ISSS608: AY2021-22(T2): DataViz Makeover 2

The objective of the DataViz Makeover is to reveal inter- and intra-zonal public bus flows at the planning sub-zone level of January 2022.

Melissa Tan (SMU MITB Analytics Track)https://scis.smu.edu.sg/master-it-business/analytics-track/curriculum?gclid=CjwKCAiA3L6PBhBvEiwAINlJ9EJwYxpaZv-zPxR0UMntDh37TrlWU7jwXP9Dcu9jvWvN8uEJsOWzTRoCqrQQAvD_BwE
2022-03-26

The Task

The aim of the task is to reveal inter- and intra-zonal public bus flows at the planning sub-zone level of January 2022.

There are 5 parts to the task:

  1. Critique the clarity and aesthetics of the original graph, providing at least three observations from each evaluation criterion.

  2. With reference to the critique above, suggest an alternative graphical presentation to improve the current design, providing descriptions of the advantages or solutions provided by the alternative.

  3. Design the proposed data visualisation with Tableau.

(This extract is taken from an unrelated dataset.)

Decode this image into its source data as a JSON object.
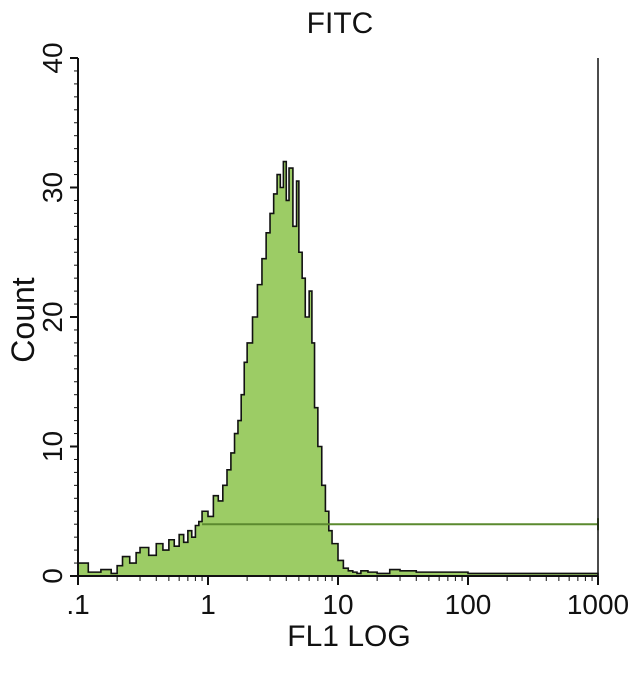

  4. Provide step-by-step descriptions of how the data visualisation was prepared.

  5. Describe three major observations revealed by the data visualisation prepared.

1. Critique of Original Visualisation

The original visualisation can be found here on Tableau Public.

Overall, the visualisation is assessed to be “Confusing and Ugly” (So sorry, Prof!).

Clarity

  1. Missing Dimension: While the bar chart was useful in providing users with a view of the distribution of the bus trips over the span on each Weekday/ Weekend, the dataset contained origin-destination (OD) information regarding the bus trips, as well as data on the locations of these bus stops by Planning region, Area and Subzone. All this geographical information was not represented in the current visualisation.

  2. Adjacency Matrix:The adjacency matrix is a suitable choice of chart type to visualise origin destination flows. However, the two matrices in this viz have too many levels, and are too compressed, making the matrix difficult to interpret since the different colours across the grid can hardly be distinguished from one another. The destination subzones along the horizontal of the matrix was also entirely obscured.

  3. Missing Data: The dataset contained information regarding bus trips that occurred between 0,1 and 4 hours but this information was not included in the visualisation. Interesting observations on day/night flow of buses might be missed because of this.

  4. Title: The chart has no overall title to explain the what (“Bus Trips”), the what (“Origin-Destination” flows), the where (“Singapore”) and the when (“January 2022”) of the data. There is also no explanation that “Sz” refers to planning Subzones.

Aesthetic

  1. Too many charts: There were too many charts in a single view, making it difficult for the viewers’ eyes to focus on the most pertinent information revealed by the visualisations.

  2. Repetitive axes: The y-axis had repeated labels for “WEEKDAY” and “WEEKEND”. This took up unnecessary space on the page and could be streamlined to just a single set of labels on the left.

  3. Legend: Instead of a radio-button list, the legend could have been formatted as a multi-selection drop down menu for a cleaner and more organised look.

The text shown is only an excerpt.